Shmuel Ben David (שמעון בן דוד; 1884–1927), born in Sofia, Bulgaria, was an illustrator, painter, typographer and designer affiliated with the Bezalel school, an art movement that developed in Jerusalem in the early twentieth century.

== Biography ==
Shabat Menachem Davidov (later Shmuel Ben David) studied under Boris Schatz at the National Academy of Fine Arts in Sofia. In 1906, he immigrated to Palestine and enrolled at the Bezalel School of Arts and Crafts established by Schatz in Jerusalem. Ben David was the first Bezalel student to become a teacher there. He taught in the Tapestry Department and devoted much of his artistic endeavor to research and design of Hebrew typography; his preoccupation with the Hebrew alphabet brought forth an extensive lexicon of ornamentation.

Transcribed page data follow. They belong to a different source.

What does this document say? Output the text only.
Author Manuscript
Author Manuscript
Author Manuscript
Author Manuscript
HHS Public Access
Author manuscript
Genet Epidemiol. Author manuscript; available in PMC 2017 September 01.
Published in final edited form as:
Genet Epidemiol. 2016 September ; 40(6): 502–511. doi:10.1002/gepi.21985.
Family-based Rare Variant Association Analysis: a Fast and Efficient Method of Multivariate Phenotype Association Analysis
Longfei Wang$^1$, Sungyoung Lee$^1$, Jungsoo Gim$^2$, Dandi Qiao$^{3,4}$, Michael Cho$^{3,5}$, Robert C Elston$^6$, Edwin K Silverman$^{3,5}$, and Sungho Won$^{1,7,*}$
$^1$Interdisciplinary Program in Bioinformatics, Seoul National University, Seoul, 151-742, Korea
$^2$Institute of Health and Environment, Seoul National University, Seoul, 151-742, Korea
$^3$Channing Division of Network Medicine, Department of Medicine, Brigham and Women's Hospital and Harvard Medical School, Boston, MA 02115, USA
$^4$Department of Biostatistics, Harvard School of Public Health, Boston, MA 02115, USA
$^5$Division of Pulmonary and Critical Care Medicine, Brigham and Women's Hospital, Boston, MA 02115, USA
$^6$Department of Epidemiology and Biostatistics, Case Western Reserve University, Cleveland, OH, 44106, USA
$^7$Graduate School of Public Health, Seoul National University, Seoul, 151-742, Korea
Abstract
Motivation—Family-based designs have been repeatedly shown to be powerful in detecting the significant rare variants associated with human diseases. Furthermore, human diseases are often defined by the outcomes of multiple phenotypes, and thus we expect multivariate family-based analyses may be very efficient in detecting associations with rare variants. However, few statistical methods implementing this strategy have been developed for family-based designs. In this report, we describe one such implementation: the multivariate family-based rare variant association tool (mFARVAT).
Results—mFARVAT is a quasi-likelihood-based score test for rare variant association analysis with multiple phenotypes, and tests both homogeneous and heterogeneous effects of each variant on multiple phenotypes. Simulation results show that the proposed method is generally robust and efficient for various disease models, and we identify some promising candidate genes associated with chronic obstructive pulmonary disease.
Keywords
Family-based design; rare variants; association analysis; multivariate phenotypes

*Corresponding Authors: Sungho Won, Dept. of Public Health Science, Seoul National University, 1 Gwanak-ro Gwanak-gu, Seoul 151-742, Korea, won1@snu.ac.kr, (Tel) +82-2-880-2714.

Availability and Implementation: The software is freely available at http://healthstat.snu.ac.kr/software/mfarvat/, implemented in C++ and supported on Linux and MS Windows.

In 1912, the artist traveled to Paris and continued his art studies at the Academie Julian and left a collection of sketch books. In 1920 Ben David was one of the founders of the Agudat Omanim Ivrit (Association of Hebrew Artists). He organized the Association's first exhibition and was its first chairman. Around 1923, Ben David produced a unique copy of an illuminated Scroll of Esther, made of parchment.

Ben David died in Jerusalem in 1927 and was buried in the Mount of Olives Cemetery.